In the summer of 1901, Brigadier General Robert P. Hughes, who commanded the Department of the Visayas and was responsible for Samar, instigated an aggressive policy of food deprivation and property destruction on the island. The objective was to force the end of Philippine resistance. Part of his strategy was to close three key ports on the southern coast, Basey, Balangiga and Guiuan.

Samar was a major centre for the production of Manila hemp, the trade of which was financing Philippine forces on the island. At the same time United States interests were eager to secure control of the hemp trade, which was a vital material both for the United States Navy and American agro-industries such as cotton.

On August 11, 1901, Company C of the 9th U.S. Infantry Regiment, arrived in Balangiga—the third largest town on the southern coast of Samar island—to close its port and prevent supplies reaching Philippine forces in the interior, which at that time were under the command of General Vicente Lukbán. Lukbán had been sent there in December 1898 to govern the island on behalf of the First Philippine Republic under Emilio Aguinaldo.

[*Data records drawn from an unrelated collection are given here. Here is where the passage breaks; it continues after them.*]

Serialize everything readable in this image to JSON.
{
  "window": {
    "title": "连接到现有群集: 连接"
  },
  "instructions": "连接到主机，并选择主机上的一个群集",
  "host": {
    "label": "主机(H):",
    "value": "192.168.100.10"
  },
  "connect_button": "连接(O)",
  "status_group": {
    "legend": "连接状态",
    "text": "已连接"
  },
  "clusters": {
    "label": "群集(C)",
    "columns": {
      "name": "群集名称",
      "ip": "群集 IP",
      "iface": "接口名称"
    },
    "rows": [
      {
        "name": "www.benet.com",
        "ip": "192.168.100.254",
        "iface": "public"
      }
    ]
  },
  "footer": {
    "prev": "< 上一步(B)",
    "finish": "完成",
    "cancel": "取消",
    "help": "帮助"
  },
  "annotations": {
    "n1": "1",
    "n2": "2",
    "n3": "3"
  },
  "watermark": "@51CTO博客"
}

In late May of 1901, prior to the stationing of any Americans in Balangiga, town mayor Pedro Abayan had written to Lukban pledging to "observe a deceptive policy with [Americans] doing whatever they may like, and when a favorable opportunity arises, the people will strategically rise against them."

Relations between the soldiers and the townspeople were amicable for the first month of the American presence in the town; indeed it was marked by extensive fraternization between the two parties. This took the form of tuba (palm wine) drinking among the soldiers and male villagers, baseball games and arnis demonstrations. However, tensions rose due to several reasons: Captain Thomas W. Connell, commanding officer of the American unit in Balangiga, ordered the town cleaned up in preparation for a visit by the U.S. Army's inspector-general. However, in complying with his directive, the townspeople inadvertently cut down vegetation with food value, in violation of Lukbán's policies regarding food security. As a consequence, on September 18, 1901, around 400 guerrillas sent by Lukbán appeared in the vicinity of Balangiga. They were to mete sanctions upon the town officials and local residents for violating Lukbán's orders regarding food security and for fraternizing with the Americans. The threat was probably defused by Captain Eugenio Daza, a member of Lukbán's staff, and by the parish priest, Father Donato Guimbaolibot.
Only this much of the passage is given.